Oftentimes, you may want to determine the total of all the values in a particular column or the average of those values. Or perhaps you want to find the highest or lowest value in a column. A quick summary allows you to perform calculations, called summarizations, on one or more columns in a 1010data Insights Platform table to ascertain these quantities very easily.
Using tabulations, you can summarize the values in a column (or columns) based on the values in another column (or columns) and display those results in a tabular format.
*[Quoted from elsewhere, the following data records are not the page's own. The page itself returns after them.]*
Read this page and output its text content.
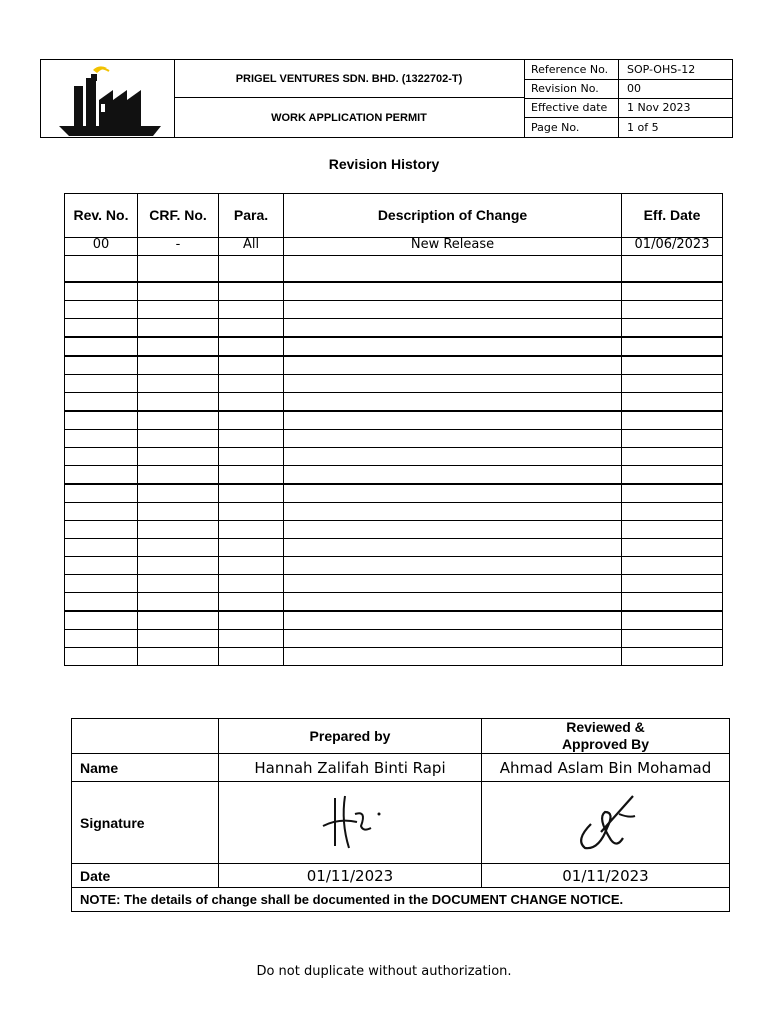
PRIGEL VENTURES SDN. BHD. (1322702-T)
WORK APPLICATION PERMIT
Reference No.	SOP-OHS-12
Revision No.	00
Effective date	1 Nov 2023
Page No.	1 of 5
Revision History
Rev. No.	CRF. No.	Para.	Description of Change	Eff. Date
00	-	All	New Release	01/06/2023

	Prepared by	Reviewed & Approved By

Name	Hannah Zalifah Binti Rapi	Ahmad Aslam Bin Mohamad
Signature		
Date	01/11/2023	01/11/2023
NOTE: The details of change shall be documented in the DOCUMENT CHANGE NOTICE.		
Do not duplicate without authorization.
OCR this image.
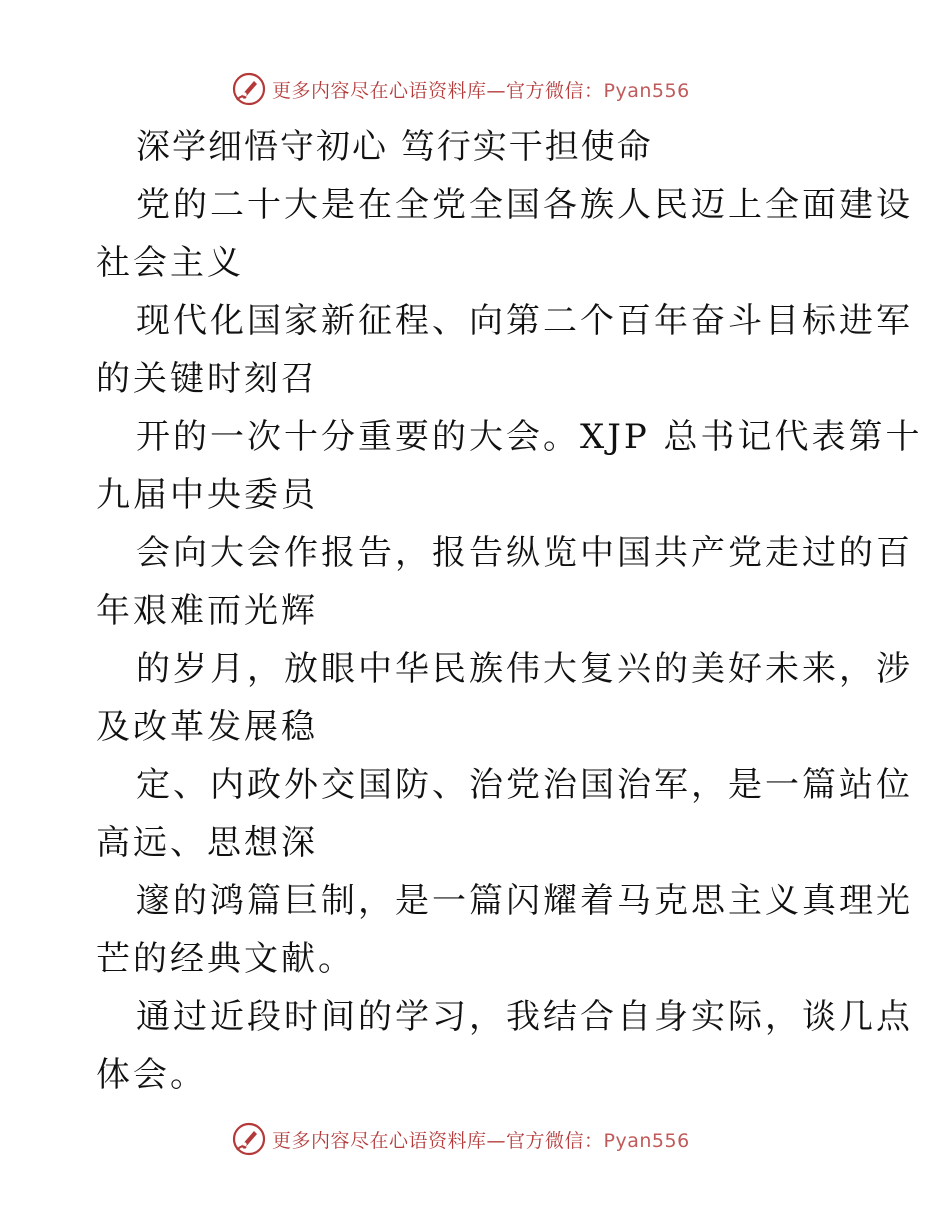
更多内容尽在心语资料库—官方微信：Pyan556
深学细悟守初心 笃行实干担使命
党的二十大是在全党全国各族人民迈上全面建设
社会主义
现代化国家新征程、向第二个百年奋斗目标进军
的关键时刻召
开的一次十分重要的大会。XJP 总书记代表第十
九届中央委员
会向大会作报告，报告纵览中国共产党走过的百
年艰难而光辉
的岁月，放眼中华民族伟大复兴的美好未来，涉
及改革发展稳
定、内政外交国防、治党治国治军，是一篇站位
高远、思想深
邃的鸿篇巨制，是一篇闪耀着马克思主义真理光
芒的经典文献。
通过近段时间的学习，我结合自身实际，谈几点
体会。
更多内容尽在心语资料库—官方微信：Pyan556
For example, suppose a table has a row for every employee and columns Name, Title, Department, and Salary. Using a tabulation, you can compute the number of people and average salary for each department. The result may look something like the example below:
Department | Count | Average Salary |
---|---|---|
228 | 73,946 | |
Finance | 35 | 61,778 |
Marketing | 41 | 87,562 |
Sales | 67 | 92,962 |
Engineering | 34 | 69,276 |
Technology | 51 | 49,481 |
The cells in the top row beneath the column headings are column aggregates. In this example, the total number of employees (which corresponds to the number of rows in the original table) is 228, and the average salary across all departments is 73,946.
A cross tabulation allows you to summarize the values in a column based on the values in two or more other columns and display the result as a matrix.
In the above example, you could use a cross tabulation to compute the average salary in each department for each title. This would result in a table with one row for each department and one column for each title:
Title | VP | AVP | Manager | Grunt | |
---|---|---|---|---|---|
Department | 73,946 | 143,356 | 118,979 | 85,345 | 85,345 |
Finance | 61,778 | 95,774 | 85,812 | 70,553 | 48,944 |
Marketing | 87,562 | 127,344 | 127,664 | 100,359 | 70,686 |
Sales | 92,962 | 155,863 | 125,268 | 100,945 | 74,314 |
Engineering | 69,276 | 116,181 | 94,189 | 78,594 | 53,997 |
Technology | 49,481 | 79,178 | 67,080 | 56,285 | 39,657 |
In this example, you can see that the average salary for AVPs in Engineering is 94,189. The cells in the first row beneath the column headings and the first column next to the row headings are aggregates. The first row of data contains the average salaries across all departments for each title (e.g., the average salary for all VPs is 143,356). Similarly, the first column of data contains the average salaries across all titles for each department (e.g., the average salary for all people in the Finance department is 61,778). The top left-most cell of data is the average for all employees across all departments and titles, which is 73,946.
Certain types of summarizations require a second column to perform the computation. For instance, a weighted average requires two columns: the column on which you are calculating the average and the column that contains the weight. Other examples of summarizations that involve two columns of data include the correlation, dot product, or covariance of two columns.
Missing values in the data are handled automatically in the Insights Platform. For example, if you are computing the average value of a column that has some missing (N/A) values, those values are ignored when computing the average.
Quick summaries, tabulations, and cross tabulations can be performed easily using the web
interface. In addition, the Macro Language XML code functions (in particular, G_Functions)
provide a comprehensive set of tools for performing similar and more advanced operations on data
in the Insights Platform. For instance, you can obtain the same information from the tabulation
in the above example using a very simple G_Function. To find the average salary for each
department, you could create a computed column and use the g_avg
function as its
value expression. The results of the cross tabulation could be determined in a similar way.